Nelson Hydro crews worked round-the-clock  to deal with trees on power lines following a June 29 storm.

Nelson Hydro crews worked round-the-clock to deal with trees on power lines following a June 29 storm.

Nelson Hydro’s storm repairs cost almost $1 million

Nelson Hydro spent between $800,000 and $900,000 on repairs after the recent windstorm.

Nelson Hydro spent between $800,000 and $900,000 on repairs after the recent windstorm. About $500,000 to $600,000 of that was for immediate emergency response during and immediately after the storm, and the rest is still being spent on more long-term matters, says Hydro’s Alex Love.

He said although there were some equipment costs, “the lion’s share is labour costs.”

“It was definitely all hands on deck in the line department,” he said, “and we brought in several contractor crews, so we were definitely a bolstered work force, and some other staff were reallocated to assist in damage patrols.”

These expenses apply to Nelson Hydro only, and do not include costs incurred by public works crews cleaning up streets and parks.
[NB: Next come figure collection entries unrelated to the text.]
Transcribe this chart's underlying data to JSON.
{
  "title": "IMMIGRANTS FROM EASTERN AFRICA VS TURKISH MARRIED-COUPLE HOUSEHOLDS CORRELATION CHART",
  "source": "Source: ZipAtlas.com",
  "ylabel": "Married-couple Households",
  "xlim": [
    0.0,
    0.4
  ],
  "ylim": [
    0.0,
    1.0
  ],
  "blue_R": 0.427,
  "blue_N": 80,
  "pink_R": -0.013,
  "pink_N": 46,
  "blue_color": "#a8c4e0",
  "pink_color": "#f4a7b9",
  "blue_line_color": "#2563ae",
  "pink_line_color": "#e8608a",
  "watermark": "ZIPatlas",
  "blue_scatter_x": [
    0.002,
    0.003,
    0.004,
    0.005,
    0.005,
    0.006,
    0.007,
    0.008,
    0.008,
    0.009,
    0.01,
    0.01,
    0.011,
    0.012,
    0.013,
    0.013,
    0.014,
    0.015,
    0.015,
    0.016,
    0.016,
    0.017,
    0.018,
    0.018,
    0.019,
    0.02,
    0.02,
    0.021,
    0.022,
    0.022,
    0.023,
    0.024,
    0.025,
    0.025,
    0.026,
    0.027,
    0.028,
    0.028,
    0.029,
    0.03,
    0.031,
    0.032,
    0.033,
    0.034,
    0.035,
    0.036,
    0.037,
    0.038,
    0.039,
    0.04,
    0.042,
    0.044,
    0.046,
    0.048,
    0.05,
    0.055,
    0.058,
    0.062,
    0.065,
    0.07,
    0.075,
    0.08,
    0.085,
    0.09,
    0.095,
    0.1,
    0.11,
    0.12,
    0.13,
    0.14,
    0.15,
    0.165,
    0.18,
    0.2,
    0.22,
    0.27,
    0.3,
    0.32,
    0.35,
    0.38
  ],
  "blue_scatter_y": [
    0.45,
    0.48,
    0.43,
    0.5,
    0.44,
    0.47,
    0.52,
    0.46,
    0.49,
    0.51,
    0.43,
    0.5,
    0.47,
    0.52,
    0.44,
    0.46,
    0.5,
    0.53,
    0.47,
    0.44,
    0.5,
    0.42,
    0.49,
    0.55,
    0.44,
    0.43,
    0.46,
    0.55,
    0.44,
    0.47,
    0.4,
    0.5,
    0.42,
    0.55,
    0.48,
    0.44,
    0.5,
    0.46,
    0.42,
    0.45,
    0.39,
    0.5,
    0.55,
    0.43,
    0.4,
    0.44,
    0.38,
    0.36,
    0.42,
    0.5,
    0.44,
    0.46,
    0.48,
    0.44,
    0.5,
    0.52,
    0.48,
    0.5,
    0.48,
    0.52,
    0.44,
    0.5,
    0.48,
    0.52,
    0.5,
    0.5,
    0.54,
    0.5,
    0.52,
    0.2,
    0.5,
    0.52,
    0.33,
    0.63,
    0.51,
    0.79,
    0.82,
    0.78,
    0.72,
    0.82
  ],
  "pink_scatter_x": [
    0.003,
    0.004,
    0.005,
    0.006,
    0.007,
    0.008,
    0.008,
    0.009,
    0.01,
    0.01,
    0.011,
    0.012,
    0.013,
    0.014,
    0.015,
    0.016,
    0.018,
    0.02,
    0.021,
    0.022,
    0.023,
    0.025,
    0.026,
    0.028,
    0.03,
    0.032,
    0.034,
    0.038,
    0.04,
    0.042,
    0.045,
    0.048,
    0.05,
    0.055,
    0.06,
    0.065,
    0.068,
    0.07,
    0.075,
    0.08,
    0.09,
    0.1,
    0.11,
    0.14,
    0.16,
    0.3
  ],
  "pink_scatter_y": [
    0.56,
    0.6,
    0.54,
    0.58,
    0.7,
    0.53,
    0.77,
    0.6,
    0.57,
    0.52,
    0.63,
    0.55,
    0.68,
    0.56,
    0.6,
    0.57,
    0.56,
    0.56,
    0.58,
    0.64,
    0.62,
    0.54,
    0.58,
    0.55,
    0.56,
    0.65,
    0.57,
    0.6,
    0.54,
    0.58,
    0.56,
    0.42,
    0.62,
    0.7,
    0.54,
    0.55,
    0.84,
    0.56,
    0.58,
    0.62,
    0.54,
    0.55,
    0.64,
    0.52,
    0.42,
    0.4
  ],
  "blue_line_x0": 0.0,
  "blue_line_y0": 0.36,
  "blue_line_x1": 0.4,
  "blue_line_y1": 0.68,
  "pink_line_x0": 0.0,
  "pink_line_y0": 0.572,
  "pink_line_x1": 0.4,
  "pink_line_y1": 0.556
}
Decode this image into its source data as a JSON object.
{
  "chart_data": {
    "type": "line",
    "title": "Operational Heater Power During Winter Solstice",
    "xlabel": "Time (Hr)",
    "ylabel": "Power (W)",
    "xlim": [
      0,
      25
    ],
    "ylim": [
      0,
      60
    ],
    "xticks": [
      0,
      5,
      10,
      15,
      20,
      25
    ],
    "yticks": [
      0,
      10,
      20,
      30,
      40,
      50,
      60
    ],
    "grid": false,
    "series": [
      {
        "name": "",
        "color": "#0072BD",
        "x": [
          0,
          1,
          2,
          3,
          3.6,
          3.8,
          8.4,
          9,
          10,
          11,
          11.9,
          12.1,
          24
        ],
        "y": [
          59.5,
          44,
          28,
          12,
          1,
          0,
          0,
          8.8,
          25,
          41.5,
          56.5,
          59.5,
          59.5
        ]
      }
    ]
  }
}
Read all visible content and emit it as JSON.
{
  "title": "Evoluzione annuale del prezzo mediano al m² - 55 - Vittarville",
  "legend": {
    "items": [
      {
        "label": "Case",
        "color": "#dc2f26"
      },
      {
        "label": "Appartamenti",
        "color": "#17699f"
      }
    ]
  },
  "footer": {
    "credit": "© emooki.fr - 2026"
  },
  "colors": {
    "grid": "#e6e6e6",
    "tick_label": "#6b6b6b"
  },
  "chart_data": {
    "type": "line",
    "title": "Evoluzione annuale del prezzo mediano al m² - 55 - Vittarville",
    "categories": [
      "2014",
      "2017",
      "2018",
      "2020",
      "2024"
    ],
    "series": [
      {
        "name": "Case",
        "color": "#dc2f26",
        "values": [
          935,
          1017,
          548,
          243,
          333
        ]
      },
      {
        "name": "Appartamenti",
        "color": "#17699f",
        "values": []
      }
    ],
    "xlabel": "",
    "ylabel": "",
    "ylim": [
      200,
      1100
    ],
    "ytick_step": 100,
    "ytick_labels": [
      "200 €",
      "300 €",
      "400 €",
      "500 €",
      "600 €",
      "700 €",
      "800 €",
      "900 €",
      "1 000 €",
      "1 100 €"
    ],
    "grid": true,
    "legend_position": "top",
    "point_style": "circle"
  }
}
The city’s chief financial officer, Colin McClure, says those numbers are not yet finalized.

Love said Hydro is reviewing whether the costs will be covered by insurance, and he is looking into whether provincial emergency disaster funding might cover it.

He says the non-emergency work still being done (and included in the above-described costs) mostly involves replacing damaged poles or cross-arms, or dealing with leaning trees that would be brought down onto power lines by the next wind.

Love said the trees that were pruned last year, sometimes controversially, caused “minimal concerns and no damage” in the storm, reaffirming, that pruning was the right thing to do.

He said the extra costs this year are a concern and means they will be able to put less than usual into Hydro’s capital reserve.

“We have several million in our capital reserve and usually transfer about $2 million into it, but this year it will be less.

“It was a costly outage. I would be concerned if this happened yearly, but in the  seven years I have been here this is the first time. The utility is financially healthy enough that we can weather it on an occasional basis.”